Likewise, amplifiers have their quirks, their individuality... and there's laboratory, and there's real-world.  But even in lab, there will be measurable differences, but which measurements translate and how they translate to my ears or yours is an entirely other question.  Plus, we all have subjective preferences as to sound ... ears and minds differ.  

Bringing me to my last point: some have said "your room is the most important component"... but I disagree.  Your EARS combined with your mind and personality is the most important component-team.  Ears matter; case in point, high frequency loss due to simple aging, loud noises, etc. etc.  but even without "loss" we all have different hearing profiles from the get-go, so a "perfectly measured" amplifier for example may sound worse than a "treble skewed" amplifier to my imperfect ears.  Likewise, to my ears, room, speakers, habits, purposes, and preferences, I may prefer a lusher sound profile rather than a "laboratory clinically perfectly neutral" profile.  Then, toss in the fact that mind and personality can be educated, and preferences can change, and purposes can change, and ears can change... laboratory measurements really cannot reflect all these real-world considerations.

It seems to me that (other than ears...) speakers are the most personal no matter how they measure, although measurements may help explain WHY I like one speaker over another - ah, the treble measures bright, nice!  helps compensate for my ear's dip in sensitivity up there -  then amps, and very lastly cables.

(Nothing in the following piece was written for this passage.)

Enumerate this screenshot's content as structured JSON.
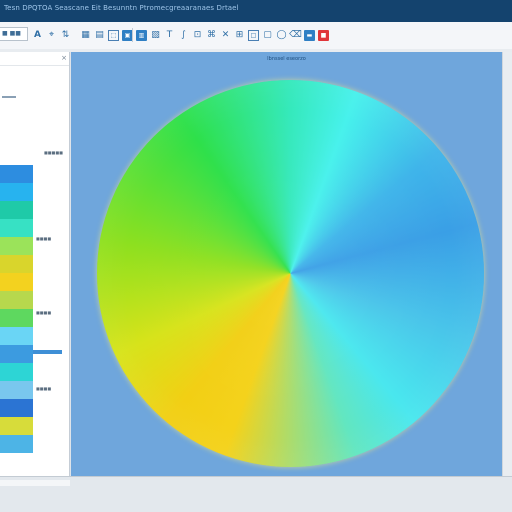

Measurements are a start, though, for sure.  But all those electronics still have to interact with your quirky room, and your own ears and mind are the ultimate endpoints.

Finally, there's this: folks: get your ears checked -- some of the most amazing pieces of audio equipment are the very recent, like in the last two years, excellent customizable hearing aids; yep, that's right!  Phonak Audeo Paradise and Widex Moment come to mind; micro-technology at its finest.  Short of laser eye surgery for the ears, they may be the most significant piece of tech you can add to the chain.